Aside from the obvious - on what planet could such a contraption even exist? - there's a current of incompetence running through Unspeakable, a surprise given the relative skill of some of the folks in front of and behind the camera. Director Thomas J. Wright is a veteran of dozens of television shows - including Millennium, which explains Henriksen's presence - and there's no doubt that the film could've used the sort of restraint required by a series like Millennium, as his overcranked sense of style becomes increasingly frustrating.
But Unspeakable's visuals aren't nearly as problematic as Grover's screenplay, which is rife with clichés and contributes heavily to the incoherent nature of the story. Worse than that, the script is hopelessly derivative - something that's particularly true of a sequence that finds Jesse pressuring Diana into answering questions about her past (Silence of the Lambs, anyone?) Grover even attempts to make a statement about how the media turns murderers into celebrities, but - like everything else in the film - it's done without an ounce of subtlety.
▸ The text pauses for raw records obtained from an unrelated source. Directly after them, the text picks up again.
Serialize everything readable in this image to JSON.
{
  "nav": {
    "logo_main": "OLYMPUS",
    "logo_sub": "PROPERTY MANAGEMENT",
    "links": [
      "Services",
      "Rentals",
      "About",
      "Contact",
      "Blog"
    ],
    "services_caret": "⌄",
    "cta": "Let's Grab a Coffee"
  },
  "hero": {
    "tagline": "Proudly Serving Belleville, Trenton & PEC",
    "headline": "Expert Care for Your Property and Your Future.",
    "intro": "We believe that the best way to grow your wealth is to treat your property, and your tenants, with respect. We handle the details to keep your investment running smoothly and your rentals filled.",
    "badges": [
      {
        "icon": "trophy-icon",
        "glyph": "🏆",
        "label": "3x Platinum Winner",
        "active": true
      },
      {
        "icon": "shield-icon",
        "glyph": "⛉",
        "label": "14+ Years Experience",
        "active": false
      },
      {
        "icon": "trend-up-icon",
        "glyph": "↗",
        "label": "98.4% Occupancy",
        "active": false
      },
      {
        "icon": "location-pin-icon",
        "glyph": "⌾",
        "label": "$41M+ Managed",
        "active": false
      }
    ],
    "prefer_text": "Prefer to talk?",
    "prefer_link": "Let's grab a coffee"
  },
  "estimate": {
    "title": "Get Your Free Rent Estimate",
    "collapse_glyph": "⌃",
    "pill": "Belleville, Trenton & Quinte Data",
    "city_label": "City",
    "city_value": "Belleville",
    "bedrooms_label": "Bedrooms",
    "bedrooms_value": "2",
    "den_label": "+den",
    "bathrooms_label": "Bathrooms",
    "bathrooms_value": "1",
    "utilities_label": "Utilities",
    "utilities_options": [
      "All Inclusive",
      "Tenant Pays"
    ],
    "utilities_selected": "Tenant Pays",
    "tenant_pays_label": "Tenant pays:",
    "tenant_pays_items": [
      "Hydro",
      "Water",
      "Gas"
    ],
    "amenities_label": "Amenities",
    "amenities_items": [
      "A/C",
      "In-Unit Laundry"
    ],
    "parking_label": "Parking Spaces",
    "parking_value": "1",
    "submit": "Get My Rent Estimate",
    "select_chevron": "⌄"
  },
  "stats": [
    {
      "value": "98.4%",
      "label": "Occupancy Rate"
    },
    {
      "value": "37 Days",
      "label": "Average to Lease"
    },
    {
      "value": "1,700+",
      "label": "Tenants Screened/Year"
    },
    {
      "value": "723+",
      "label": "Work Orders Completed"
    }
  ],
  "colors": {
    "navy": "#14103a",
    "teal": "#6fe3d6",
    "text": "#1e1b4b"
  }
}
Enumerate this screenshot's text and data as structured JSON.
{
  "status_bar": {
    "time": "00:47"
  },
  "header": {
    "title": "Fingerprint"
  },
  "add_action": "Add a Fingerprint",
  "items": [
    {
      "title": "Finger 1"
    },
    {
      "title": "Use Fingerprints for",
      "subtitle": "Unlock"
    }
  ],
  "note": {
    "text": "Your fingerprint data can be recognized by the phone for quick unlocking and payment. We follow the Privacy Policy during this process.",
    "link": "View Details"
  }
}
The acting's not much better, with the various actors struggling to breathe life into Grover's inept screenplay. Hopper abandons any pretense of giving an actual performance fairly quickly, and goes so over-the-top that he makes his prior work look subtle (yes, including Speed). Grover tries his darndest to come off as a vicious and evil psychopath, but isn't remotely convincing in that regard. Meyer is the only one to emerge from this mess unscathed, displaying a range that would certainly be more at home in a better movie.
By the time the film's secrets have been revealed, it's impossible not to wonder just what Grover was thinking when he wrote this ludicrous story. But more than that, it's hard to imagine anyone involved with the movie actually being satisfied with the final product. Then again, the sequence featuring Hopper's character ripping off his own face has to be seen to be believed.